[Foundation-l] Rewarding volunteers

Delirium delirium at hackish.org
Sun Sep 12 18:44:56 UTC 2004


Jimmy (Jimbo) Wales wrote:

>Algorithmic reputation systems are always a temptation, just because
>they are possible.  But human reputation systems are much more nuanced
>and powerful.
>  
>
I wouldn't mind a combination of the two---for example, being able to 
say "I think so-and-so has been doing a very good job lately".  
Wikipedia is getting big enough that I can keep track of a handful of 
people I personally think are doing a good job, but even finding out 
who, say, the 10 people I trust most themselves trust is a daunting 
task, and one that could be simplified by algorithms.  Then I could have 
information like "I don't know this person myself, but it looks like a 
large number of the people I trust trust him/her", which could be useful.

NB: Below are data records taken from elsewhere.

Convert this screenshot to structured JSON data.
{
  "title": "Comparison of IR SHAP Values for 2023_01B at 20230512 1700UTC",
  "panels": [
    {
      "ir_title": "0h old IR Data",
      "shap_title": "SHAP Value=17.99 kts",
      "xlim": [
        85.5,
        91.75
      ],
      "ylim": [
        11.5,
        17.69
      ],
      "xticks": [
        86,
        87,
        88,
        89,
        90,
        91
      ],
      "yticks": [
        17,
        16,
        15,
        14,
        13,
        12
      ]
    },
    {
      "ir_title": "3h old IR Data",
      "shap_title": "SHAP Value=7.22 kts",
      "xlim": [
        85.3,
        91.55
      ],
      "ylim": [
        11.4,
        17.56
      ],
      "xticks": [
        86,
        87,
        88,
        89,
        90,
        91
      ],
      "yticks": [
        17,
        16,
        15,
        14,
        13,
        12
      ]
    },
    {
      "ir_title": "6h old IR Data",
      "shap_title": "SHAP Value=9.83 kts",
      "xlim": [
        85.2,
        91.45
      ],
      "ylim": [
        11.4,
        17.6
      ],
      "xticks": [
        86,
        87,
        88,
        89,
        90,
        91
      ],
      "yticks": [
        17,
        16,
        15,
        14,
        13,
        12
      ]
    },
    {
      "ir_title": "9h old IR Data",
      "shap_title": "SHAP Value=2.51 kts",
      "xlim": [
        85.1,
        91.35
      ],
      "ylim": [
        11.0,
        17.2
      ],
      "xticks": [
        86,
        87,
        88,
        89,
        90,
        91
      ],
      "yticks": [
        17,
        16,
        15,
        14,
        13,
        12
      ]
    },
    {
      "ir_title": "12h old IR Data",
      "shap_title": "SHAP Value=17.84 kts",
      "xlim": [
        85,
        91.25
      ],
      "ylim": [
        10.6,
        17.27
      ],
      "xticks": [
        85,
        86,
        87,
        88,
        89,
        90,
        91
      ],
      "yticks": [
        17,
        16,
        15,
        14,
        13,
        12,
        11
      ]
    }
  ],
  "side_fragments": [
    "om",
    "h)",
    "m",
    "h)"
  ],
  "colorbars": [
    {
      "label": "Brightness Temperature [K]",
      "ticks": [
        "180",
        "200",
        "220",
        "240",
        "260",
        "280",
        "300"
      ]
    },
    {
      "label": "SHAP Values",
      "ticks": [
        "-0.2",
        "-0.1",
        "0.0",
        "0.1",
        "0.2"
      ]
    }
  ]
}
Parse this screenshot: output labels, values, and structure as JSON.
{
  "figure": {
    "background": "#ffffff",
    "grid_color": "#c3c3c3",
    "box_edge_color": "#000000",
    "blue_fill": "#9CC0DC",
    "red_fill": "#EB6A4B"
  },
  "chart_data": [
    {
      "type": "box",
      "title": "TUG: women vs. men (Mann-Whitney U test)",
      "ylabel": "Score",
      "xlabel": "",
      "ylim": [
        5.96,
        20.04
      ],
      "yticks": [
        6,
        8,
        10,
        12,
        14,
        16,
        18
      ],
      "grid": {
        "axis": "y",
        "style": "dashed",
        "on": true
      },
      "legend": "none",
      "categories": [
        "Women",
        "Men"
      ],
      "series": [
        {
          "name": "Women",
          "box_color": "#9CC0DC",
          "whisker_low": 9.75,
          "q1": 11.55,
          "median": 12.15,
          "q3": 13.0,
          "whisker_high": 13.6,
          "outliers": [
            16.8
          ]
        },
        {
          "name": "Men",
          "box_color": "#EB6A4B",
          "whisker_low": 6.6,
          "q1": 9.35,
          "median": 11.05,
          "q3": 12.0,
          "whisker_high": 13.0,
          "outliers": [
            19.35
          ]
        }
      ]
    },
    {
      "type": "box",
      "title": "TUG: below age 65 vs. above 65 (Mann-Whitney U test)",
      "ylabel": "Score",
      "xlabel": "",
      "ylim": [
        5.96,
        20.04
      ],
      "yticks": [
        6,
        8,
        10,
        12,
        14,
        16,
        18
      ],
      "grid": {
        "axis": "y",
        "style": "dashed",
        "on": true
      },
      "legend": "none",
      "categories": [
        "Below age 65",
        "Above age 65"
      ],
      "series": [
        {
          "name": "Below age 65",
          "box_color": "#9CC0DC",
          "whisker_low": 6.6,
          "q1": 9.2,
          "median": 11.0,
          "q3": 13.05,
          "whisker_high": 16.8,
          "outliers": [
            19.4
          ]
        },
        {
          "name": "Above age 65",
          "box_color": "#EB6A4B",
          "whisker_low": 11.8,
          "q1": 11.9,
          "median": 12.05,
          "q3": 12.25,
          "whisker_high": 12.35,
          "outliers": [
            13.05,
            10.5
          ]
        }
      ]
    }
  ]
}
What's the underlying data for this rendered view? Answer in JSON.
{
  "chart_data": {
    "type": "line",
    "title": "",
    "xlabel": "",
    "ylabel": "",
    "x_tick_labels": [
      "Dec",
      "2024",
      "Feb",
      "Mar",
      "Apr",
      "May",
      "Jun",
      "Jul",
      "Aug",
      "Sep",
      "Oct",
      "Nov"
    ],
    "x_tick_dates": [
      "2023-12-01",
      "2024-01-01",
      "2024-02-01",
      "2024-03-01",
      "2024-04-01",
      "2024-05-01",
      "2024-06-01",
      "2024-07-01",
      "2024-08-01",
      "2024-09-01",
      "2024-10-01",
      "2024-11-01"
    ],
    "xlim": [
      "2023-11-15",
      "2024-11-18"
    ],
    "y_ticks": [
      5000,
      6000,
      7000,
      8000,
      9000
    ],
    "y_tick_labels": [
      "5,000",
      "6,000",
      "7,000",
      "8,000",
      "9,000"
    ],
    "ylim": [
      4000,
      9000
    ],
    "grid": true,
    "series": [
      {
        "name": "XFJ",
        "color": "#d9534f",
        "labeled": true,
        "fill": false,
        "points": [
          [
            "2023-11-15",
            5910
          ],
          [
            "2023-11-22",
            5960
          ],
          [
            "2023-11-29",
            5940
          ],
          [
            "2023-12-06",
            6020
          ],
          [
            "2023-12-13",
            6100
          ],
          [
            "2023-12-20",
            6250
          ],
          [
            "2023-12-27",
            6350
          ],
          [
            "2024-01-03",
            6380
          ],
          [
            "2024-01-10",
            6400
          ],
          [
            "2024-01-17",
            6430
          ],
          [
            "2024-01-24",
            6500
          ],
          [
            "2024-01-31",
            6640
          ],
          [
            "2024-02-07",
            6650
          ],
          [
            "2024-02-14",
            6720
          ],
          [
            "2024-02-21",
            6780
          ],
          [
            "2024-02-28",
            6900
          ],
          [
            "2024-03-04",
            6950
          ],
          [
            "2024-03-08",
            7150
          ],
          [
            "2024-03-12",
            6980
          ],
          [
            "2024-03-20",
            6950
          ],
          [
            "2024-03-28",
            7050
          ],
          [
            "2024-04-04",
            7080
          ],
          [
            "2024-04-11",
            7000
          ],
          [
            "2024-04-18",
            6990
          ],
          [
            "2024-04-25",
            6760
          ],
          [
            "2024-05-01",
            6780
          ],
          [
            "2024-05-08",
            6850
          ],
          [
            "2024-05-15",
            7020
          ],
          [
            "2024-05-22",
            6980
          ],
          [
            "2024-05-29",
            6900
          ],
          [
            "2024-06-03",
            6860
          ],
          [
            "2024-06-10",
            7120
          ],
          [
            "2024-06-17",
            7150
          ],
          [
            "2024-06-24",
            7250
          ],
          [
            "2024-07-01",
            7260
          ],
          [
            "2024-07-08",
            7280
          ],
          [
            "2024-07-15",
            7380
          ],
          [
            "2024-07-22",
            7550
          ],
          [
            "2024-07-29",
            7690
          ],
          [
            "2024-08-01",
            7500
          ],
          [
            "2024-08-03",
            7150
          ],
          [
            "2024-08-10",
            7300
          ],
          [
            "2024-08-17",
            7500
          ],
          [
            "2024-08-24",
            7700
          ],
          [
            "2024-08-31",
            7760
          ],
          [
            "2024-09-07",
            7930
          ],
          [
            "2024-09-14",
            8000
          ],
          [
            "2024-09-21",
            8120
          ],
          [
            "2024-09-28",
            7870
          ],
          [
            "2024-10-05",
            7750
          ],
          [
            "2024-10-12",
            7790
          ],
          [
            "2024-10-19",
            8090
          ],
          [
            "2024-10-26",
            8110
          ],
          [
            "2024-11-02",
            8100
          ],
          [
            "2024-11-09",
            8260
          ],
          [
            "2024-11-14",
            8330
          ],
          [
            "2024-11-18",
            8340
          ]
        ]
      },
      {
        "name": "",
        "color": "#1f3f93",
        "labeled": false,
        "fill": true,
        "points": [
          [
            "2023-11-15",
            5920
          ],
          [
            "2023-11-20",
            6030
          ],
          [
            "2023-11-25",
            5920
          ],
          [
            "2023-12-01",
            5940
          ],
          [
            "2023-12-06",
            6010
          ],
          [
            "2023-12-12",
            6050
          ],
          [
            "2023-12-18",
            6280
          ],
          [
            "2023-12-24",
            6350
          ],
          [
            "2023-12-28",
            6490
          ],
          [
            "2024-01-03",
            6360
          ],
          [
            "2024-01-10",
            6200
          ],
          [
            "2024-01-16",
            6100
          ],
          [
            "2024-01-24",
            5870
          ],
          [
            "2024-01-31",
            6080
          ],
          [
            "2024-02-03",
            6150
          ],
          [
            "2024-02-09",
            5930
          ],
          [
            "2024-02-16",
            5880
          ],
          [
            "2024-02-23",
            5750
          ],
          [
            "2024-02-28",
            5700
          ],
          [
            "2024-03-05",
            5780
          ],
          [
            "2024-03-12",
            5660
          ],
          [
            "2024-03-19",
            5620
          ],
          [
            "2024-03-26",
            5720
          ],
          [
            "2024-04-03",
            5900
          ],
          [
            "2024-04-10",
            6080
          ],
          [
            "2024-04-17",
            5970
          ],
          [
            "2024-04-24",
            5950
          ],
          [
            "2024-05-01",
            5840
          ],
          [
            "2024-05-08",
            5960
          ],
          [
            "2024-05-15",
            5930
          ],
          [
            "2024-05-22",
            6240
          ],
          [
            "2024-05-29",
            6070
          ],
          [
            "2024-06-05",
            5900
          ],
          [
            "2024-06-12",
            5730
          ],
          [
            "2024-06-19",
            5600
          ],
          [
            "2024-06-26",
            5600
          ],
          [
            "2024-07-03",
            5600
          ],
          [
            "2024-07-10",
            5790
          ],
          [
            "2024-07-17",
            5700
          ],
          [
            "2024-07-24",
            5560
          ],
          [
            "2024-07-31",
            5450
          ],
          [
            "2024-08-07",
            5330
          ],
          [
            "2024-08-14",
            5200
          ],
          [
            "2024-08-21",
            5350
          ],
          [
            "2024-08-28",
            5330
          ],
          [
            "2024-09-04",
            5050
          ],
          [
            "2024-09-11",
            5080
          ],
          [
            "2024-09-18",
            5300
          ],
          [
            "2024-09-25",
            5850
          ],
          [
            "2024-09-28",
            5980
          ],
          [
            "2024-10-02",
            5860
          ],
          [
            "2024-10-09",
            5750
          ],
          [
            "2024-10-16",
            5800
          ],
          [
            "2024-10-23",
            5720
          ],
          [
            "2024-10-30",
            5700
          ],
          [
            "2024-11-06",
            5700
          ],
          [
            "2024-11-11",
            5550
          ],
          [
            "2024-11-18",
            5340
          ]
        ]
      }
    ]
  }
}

Even slightly more complex systems, like having a few multiple 
ratings---perhaps one for factual knowledge, one for neutrality, one for 
quality writing, and one for wikiquette---would be useful IMO.

Note that I'd propose this _not_ as a global rating, but as a very 
user-specific rating, with hopefully a small horizon: it would give me 
ratings based on what I personally rated people, and what the immediate 
people I rated did (probably not more than two degrees of separation).  
It wouldn't give a rating like "so and so is rated excellently in 
general".  So in that sense, it wouldn't solve the "reward" problem that 
was proposed here, but would solve a different problem---I used to know 
all the regular Wikipedians (and even review almost all of each day's 
edits and new pages!), but that is nearly impossible these days, so some 
algorithmic way to help me deal with the information overload would be 
helpful.  Perhaps "show me all new pages created by people who are not 
known either by me or by the people I know," and various other such filters.